The main Magic City players at Miami Beach's Mirimar Playa hotel. Starz photo

Premiering: Friday, April 6th at 9 p.m. (central) on Starz
Starring: Jeffrey Dean Morgan, Olga Kurylenko, Steven Strait, Jessica Marais, Christian Cooke, Elena Satine, Dominik Garcia-Lorido, Taylor Blackwell, Danny Huston, Alex Rocco, Kelly Lynch
Produced by: Mitch Glazer, Geyer Kosinski

By ED BARK
Wikipedia could get a bit of a workout during and after Magic City by any viewers too young to remember the likes of Cyd Charisse, The McGuire Sisters, Jack Carter, Danny Kaye, Georgie Jessel, Shecky Greene, Sal Mineo and Kim Novak. Or you could bone up right now.

All of those names and more are dropped in Friday's opening episode of Starz's Magic City, a decidedly old-school morality play set in the Miami Beach of the late 1950s. Frank Sinatra and Jack Kennedy should ring-a-ding-ding a bell, though. They're referenced, too, but none of the above are actually seen and only Sinatra is heard.

Crisply and vividly shot, Magic City is Mad Men era entertainment in swimsuit attire -- or often no attire at all. Dinner jackets also are plentiful amid the smoking, drinking and occasional bloodletting. This is Miami before the Dolphins, but sharks (human and otherwise) are always in the swim of things.

At center stage is Isaac "Ike" Evans (Jeffrey Dean Morgan), a halfway principled man who built the palatial Miramar Playa hotel from scratch and is very proud of it. Unfortunately he's also in hock to the very nasty and controlling Ben Diamond (Danny Huston), an underworld S.O.B. also known as "The Butcher."

Ask Ben for a favor and he'll grant it -- but always at a price. And Ike badly needs some muscle when a picket line sanctioned by his childhood friend, union leader Mike Strauss (Leland Orser), threatens to really screw up the Miramar's big New Year's Eve gala, with Sinatra as its centerpiece.
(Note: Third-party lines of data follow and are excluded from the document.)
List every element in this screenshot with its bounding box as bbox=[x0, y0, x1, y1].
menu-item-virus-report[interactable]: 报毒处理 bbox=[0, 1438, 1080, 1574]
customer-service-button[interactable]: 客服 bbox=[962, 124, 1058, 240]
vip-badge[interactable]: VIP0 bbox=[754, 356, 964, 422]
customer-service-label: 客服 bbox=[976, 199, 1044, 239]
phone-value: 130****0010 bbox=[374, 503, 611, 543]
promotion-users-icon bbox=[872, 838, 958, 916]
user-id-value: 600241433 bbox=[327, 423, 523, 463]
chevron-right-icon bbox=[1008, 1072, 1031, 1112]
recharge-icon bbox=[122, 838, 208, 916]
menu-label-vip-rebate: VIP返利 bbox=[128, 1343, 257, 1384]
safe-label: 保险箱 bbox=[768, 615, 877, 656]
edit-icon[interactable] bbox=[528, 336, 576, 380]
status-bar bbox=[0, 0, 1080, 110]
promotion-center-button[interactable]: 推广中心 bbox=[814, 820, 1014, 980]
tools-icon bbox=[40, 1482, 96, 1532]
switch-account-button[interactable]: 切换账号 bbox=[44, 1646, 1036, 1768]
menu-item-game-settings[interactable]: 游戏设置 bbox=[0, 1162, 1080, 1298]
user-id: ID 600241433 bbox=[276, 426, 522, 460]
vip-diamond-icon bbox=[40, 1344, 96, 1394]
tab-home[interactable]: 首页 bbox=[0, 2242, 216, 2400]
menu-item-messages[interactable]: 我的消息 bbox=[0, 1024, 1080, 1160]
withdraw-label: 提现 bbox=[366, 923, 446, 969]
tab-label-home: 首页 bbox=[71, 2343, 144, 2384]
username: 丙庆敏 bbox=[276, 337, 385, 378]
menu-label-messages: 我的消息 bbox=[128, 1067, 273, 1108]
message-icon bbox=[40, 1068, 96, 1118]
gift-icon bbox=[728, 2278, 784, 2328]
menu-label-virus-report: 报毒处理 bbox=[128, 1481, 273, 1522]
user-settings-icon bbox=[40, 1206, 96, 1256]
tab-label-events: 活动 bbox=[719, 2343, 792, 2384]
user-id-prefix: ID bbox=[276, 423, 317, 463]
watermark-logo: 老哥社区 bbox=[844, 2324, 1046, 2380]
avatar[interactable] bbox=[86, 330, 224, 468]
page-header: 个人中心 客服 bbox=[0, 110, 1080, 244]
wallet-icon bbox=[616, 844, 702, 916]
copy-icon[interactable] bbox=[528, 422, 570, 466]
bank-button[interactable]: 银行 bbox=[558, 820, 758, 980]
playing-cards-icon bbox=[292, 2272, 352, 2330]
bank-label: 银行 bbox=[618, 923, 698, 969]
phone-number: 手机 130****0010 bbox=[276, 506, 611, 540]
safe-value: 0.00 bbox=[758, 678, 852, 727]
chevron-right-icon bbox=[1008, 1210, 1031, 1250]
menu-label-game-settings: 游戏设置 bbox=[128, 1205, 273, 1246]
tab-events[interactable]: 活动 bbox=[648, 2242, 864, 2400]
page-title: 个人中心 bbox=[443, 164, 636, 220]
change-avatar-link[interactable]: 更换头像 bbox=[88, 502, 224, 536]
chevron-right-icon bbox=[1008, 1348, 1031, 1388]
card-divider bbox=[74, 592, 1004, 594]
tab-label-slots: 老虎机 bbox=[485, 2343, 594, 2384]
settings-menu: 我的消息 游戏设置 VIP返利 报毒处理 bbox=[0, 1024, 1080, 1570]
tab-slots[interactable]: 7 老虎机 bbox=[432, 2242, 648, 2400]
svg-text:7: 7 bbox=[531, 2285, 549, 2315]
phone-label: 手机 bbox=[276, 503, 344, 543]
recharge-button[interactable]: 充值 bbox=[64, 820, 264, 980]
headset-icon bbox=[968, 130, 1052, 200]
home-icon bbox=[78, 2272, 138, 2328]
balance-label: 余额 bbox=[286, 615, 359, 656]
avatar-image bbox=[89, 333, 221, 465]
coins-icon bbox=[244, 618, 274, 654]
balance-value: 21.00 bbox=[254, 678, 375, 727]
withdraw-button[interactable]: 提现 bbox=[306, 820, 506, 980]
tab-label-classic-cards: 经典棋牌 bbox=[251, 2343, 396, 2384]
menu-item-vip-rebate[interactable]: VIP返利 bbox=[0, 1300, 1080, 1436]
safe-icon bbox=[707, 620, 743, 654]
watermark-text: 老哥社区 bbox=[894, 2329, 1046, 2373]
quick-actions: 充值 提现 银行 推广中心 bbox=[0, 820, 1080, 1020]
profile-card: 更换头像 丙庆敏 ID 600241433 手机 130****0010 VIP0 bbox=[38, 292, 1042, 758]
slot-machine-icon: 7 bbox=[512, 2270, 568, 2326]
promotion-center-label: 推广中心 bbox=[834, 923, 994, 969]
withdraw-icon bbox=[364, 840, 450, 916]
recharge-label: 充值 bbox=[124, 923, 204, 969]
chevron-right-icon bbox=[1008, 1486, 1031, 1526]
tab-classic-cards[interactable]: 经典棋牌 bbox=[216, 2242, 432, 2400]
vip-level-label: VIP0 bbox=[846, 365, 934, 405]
But Frankie will walk if the place ain't filled, says his right-hand man, Jilly. (Hey, kids, that would be none other than Jilly Rizzo, whose surname is left out of Friday's proceedings.)

Ike also is a widower with a knockout new and younger wife named Vera (Olga Kurylenko). He has two grown sons, Cain-ish Stevie (Steven Strait) and Abel-ish Danny (Christian Cooke), plus an increasingly lippy little daughter named Lauren (Taylor Blackwell).
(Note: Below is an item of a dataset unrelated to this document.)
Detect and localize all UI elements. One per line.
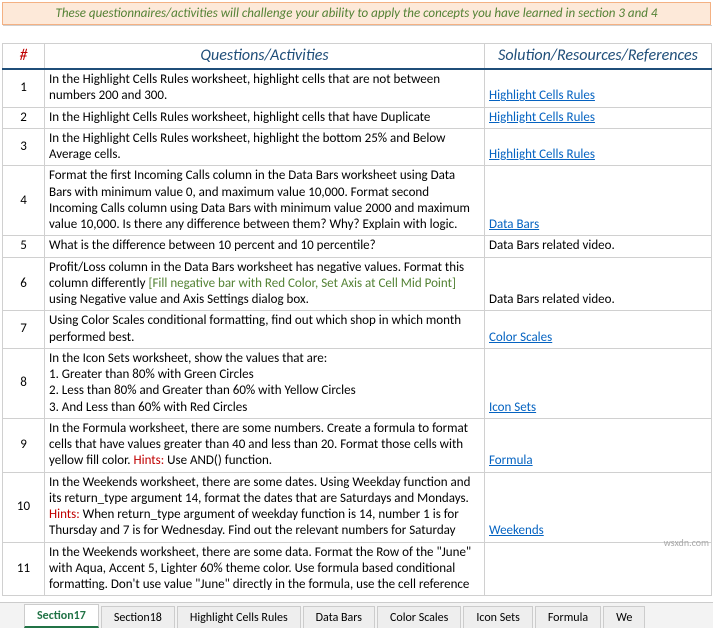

Danny is enamored of a hotel maid named Mercedes Lazaro (Dominik Garcia-Lorido) while Stevie has the very dangerous hots for Lily Diamond (Jessica Marais), who just happens to be brutal Ben's moll.

Friday's first episode moves along at a sometimes languorous pace, but not to the point of being a turn-off. TV addicts might notice that an early scene is eerily similar to one of the ABC series GCB's table-setters. Namely, a stud being orally gratified from below while driving his car is fated to lose control and crash it. But Stevie and his pleasurer have the good fortune to land in a shallow body of water, emerging unhurt. In GCB, both parties ended up dead.

Morgan and Huston play their pivotal roles well, but Magic City's scene-stealer is Alex Rocco in the recurring role of Ike's semi-infirm father, Arthur Evans. He's alternately cantankerous and tender, a pop with a little weasel in him. And Rocco plays him to the hilt.

Vera Evans is willful but not evil, a wife who sees only the best sides of her husband while he somewhat reluctantly does what has to be done to keep the Miramar out of financial harm's way.

In Episode 2, one of three sent for review, Ike gets a to-the-point treatise from Ben on what they could and should mean to one another. "You built a palace," Ben rasps. "Now it's time to be king. And you and I can wear this town like a diamond necklace."

Episodes 2 and 3 otherwise are partly built around what Ike considers a coup -- the luring of the CBS-televised "Miss 1959" pageant to the Miramar. Beauties from around the world eventually hit Miami Beach in very playful moods. So much so that they seem to be rent-a-whores, particularly when it comes to pleasing a corrupt old state senator whose committee is soon scheduled to hold hearings on the lucrative legalization of casino gambling.

"You know, son, I cannot be bought," he informs Ike. But I can be rented." Haw-haw.

Magic City will have a 10-epsode Season One. And Starz already likes what it sees, ordering a second season before the first premieres.

So far this is solid and very picturesque entertainment, with a strong sense of foreboding built in. There's a lot to look at and enough to like about this "flashy and tumultuous time in Miami." It remains to be seen whether future back-in-the-day name drops might include Danny Thomas, Mitzi Gaynor, Xavier Cugat and maybe even Steve Lawrence & Eydie Gorme.